Ibaqa Beki (Ибага бэхи) was a Kerait princess and Mongol khatun active in the early 13th century. She was briefly married to Genghis Khan, the founder of the Mongol Empire, and subsequently married to the general Jürchedei.

== Family and first marriage ==
She was the eldest daughter of the Kerait leader Jakha Gambhu, who allied with Genghis Khan to defeat the Naimans in 1204. As part of the alliance, Ibaqa was given to Genghis Khan as a wife. She was the sister of Begtütmish, who married Genghis Khan's son Jochi, and Sorghaghtani Beki, who married Genghis Khan's son Tolui. The latter sister became one of the most powerful and influential figures in the Mongol Empire.

== Second marriage ==
After about two years of childless marriage, Genghis Khan abruptly divorced Ibaqa and gave her to the general Jürchedei, a member of the Uru'ut clan who killed Ibaqa's father Jakha Gambhu when he rebelled against Genghis Khan. The exact reason for this remarriage is unknown: According to The Secret History of the Mongols, Genghis Khan gave Ibaqa to Jürchedei as a reward for his service in wounding Nilga Senggum in 1203 and, later, in killing Jakha Gambhu.

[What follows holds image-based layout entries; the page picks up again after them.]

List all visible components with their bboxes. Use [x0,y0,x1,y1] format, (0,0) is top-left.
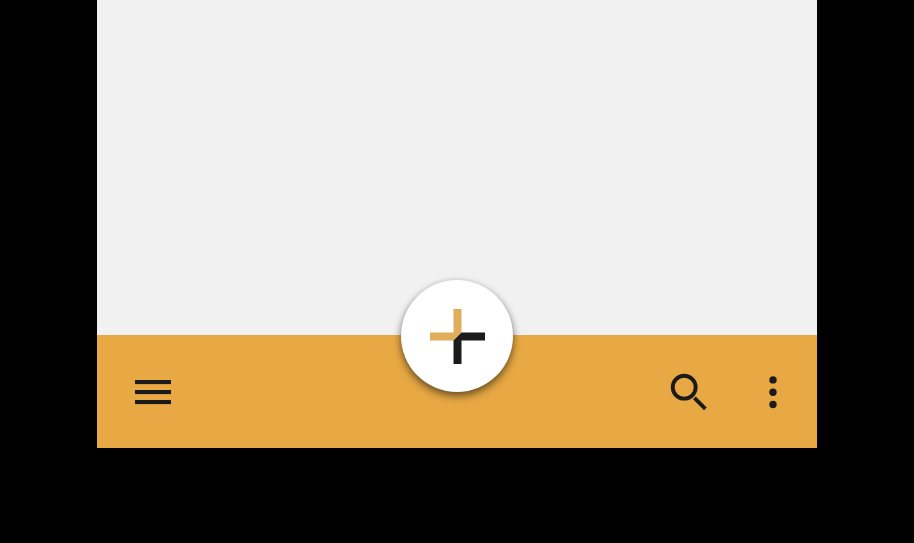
button[interactable]: Add [401,280,513,392]
button[interactable]: Search [661,364,717,420]
button[interactable]: More options [745,364,801,420]
button[interactable]: Open navigation drawer [125,364,181,420]
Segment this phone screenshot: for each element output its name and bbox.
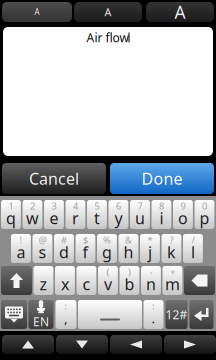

Conversely, Rashid al-Din in Jami' al-tawarikh claims that Genghis Khan divorced Ibaqa due to a nightmare in which God commanded him to give her away immediately, and Jürchedei happened to be guarding the tent. Regardless of the rationale, Genghis Khan allowed Ibaqa to keep her title as Khatun even in her remarriage, and asked that she leave him a token of her dowry by which he could remember her. The sources also agree that Ibaqa was quite wealthy. In her new marriage, she relocated to northern China and gave birth to children. Jürchedei, as a son-in-law of the Khan via his new marriage, was granted 4,000 men to command, all of whom were fellow Uru'uts.

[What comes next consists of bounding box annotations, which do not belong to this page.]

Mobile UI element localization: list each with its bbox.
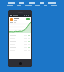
button[interactable] bbox=[10, 49, 30, 51]
button[interactable] bbox=[9, 21, 31, 33]
button[interactable]: Status bbox=[26, 18, 30, 20]
button[interactable] bbox=[9, 14, 31, 17]
button[interactable]: Status bbox=[10, 17, 30, 21]
button[interactable]: Home bbox=[19, 62, 22, 65]
button[interactable] bbox=[10, 37, 30, 39]
button[interactable]: Status bbox=[8, 10, 32, 67]
button[interactable] bbox=[10, 46, 30, 48]
button[interactable] bbox=[10, 40, 30, 42]
button[interactable] bbox=[10, 34, 30, 36]
button[interactable] bbox=[10, 43, 30, 45]
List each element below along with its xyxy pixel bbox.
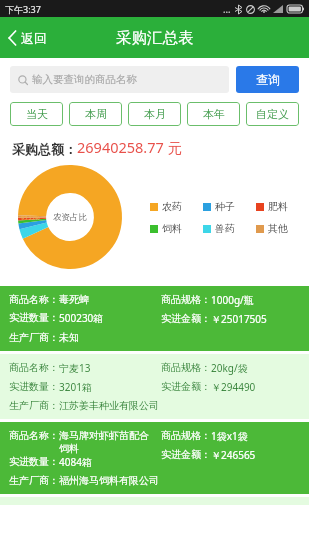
button[interactable]: 查询 bbox=[236, 66, 299, 93]
staticText: ￥246565 bbox=[211, 448, 256, 462]
staticText: ￥25017505 bbox=[211, 312, 267, 326]
staticText: 兽药 bbox=[215, 222, 235, 235]
staticText: 生产厂商： bbox=[9, 474, 59, 487]
staticText: 500230箱 bbox=[59, 311, 104, 325]
staticText: 采购总额： bbox=[12, 141, 77, 157]
staticText: 生产厂商： bbox=[9, 399, 59, 412]
staticText: 商品名称： bbox=[9, 429, 59, 442]
staticText: 未知 bbox=[59, 331, 79, 344]
staticText: 农资占比 bbox=[53, 212, 87, 223]
button[interactable]: 输入要查询的商品名称 bbox=[10, 66, 229, 93]
staticText: 肥料 bbox=[268, 200, 288, 213]
staticText: 宁麦13 bbox=[59, 361, 91, 375]
staticText: 本周 bbox=[85, 107, 107, 121]
staticText: 下午3:37 bbox=[5, 3, 41, 15]
staticText: 福州海马饲料有限公司 bbox=[59, 474, 159, 487]
staticText: 实进数量： bbox=[9, 311, 59, 324]
staticText: 4084箱 bbox=[59, 455, 92, 469]
staticText: 种子 bbox=[215, 200, 235, 213]
staticText: 输入要查询的商品名称 bbox=[32, 73, 137, 86]
button[interactable]: 本年 bbox=[187, 102, 240, 126]
staticText: 毒死蜱 bbox=[59, 293, 89, 306]
staticText: 返回 bbox=[21, 30, 47, 46]
staticText: 实进数量： bbox=[9, 455, 59, 468]
staticText: 饲料 bbox=[162, 222, 182, 235]
button[interactable]: 本周 bbox=[69, 102, 122, 126]
staticText: ... bbox=[223, 3, 231, 15]
staticText: ￥294490 bbox=[211, 380, 256, 394]
button[interactable]: 自定义 bbox=[246, 102, 299, 126]
staticText: 实进金额： bbox=[161, 380, 211, 393]
staticText: 商品规格： bbox=[161, 361, 211, 374]
staticText: 实进数量： bbox=[9, 380, 59, 393]
staticText: 其他 bbox=[268, 222, 288, 235]
staticText: 本月 bbox=[144, 107, 166, 121]
staticText: 1袋x1袋 bbox=[211, 429, 248, 443]
button[interactable]: 商品名称： bbox=[0, 286, 309, 351]
staticText: 商品规格： bbox=[161, 293, 211, 306]
button[interactable]: 返回 bbox=[0, 24, 57, 52]
staticText: 3201箱 bbox=[59, 380, 92, 394]
staticText: 自定义 bbox=[256, 107, 289, 121]
staticText: 农药 bbox=[162, 200, 182, 213]
staticText: 商品名称： bbox=[9, 361, 59, 374]
staticText: 采购汇总表 bbox=[116, 28, 194, 48]
staticText: 查询 bbox=[256, 72, 280, 87]
staticText: 实进金额： bbox=[161, 312, 211, 325]
button[interactable]: 本月 bbox=[128, 102, 181, 126]
staticText: 生产厂商： bbox=[9, 331, 59, 344]
button[interactable]: 商品名称： bbox=[0, 354, 309, 419]
staticText: 20kg/袋 bbox=[211, 361, 248, 375]
staticText: 商品名称： bbox=[9, 293, 59, 306]
staticText: 实进金额： bbox=[161, 448, 211, 461]
staticText: 本年 bbox=[203, 107, 225, 121]
button[interactable]: 商品名称： bbox=[0, 422, 309, 494]
staticText: 海马牌对虾虾苗配合 饲料 bbox=[59, 429, 149, 455]
staticText: 江苏姜丰种业有限公司 bbox=[59, 399, 159, 412]
staticText: 商品规格： bbox=[161, 429, 211, 442]
staticText: 93.22% bbox=[21, 214, 40, 221]
button[interactable]: 当天 bbox=[10, 102, 63, 126]
staticText: 当天 bbox=[26, 107, 48, 121]
staticText: 26940258.77 元 bbox=[77, 137, 183, 157]
staticText: 1000g/瓶 bbox=[211, 293, 254, 307]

When Ögedei Khan, Ibaqa's former step-son, died on 11 December, 1241, likely from alcohol poisoning or organ failure after a drunken party the night before, Ibaqa, along with Al Altan, the youngest daughter of Genghis Khan's chief wife, Börte, were each suspected of poisoning Ögedei. Ibaqa was cleared after a well-respected Jalayir general, who was loyal to the Ögedeyids, Eljigidei, protested that the women were innocent because Ögedei's alcoholism was too well known for poison to be believable as his killer. While Ibaqa escaped the charges, Al Altan was later executed.

Anne F. Broadbridge notes that the remarriage of Ibaqa weakened, either inadvertently or deliberately, the kin network of Kerait wives within the Genghisid family, although the network remained in place. Every year she would return to Mongolia to renew court connections, host parties, and confer with her sister Sorghaghtani.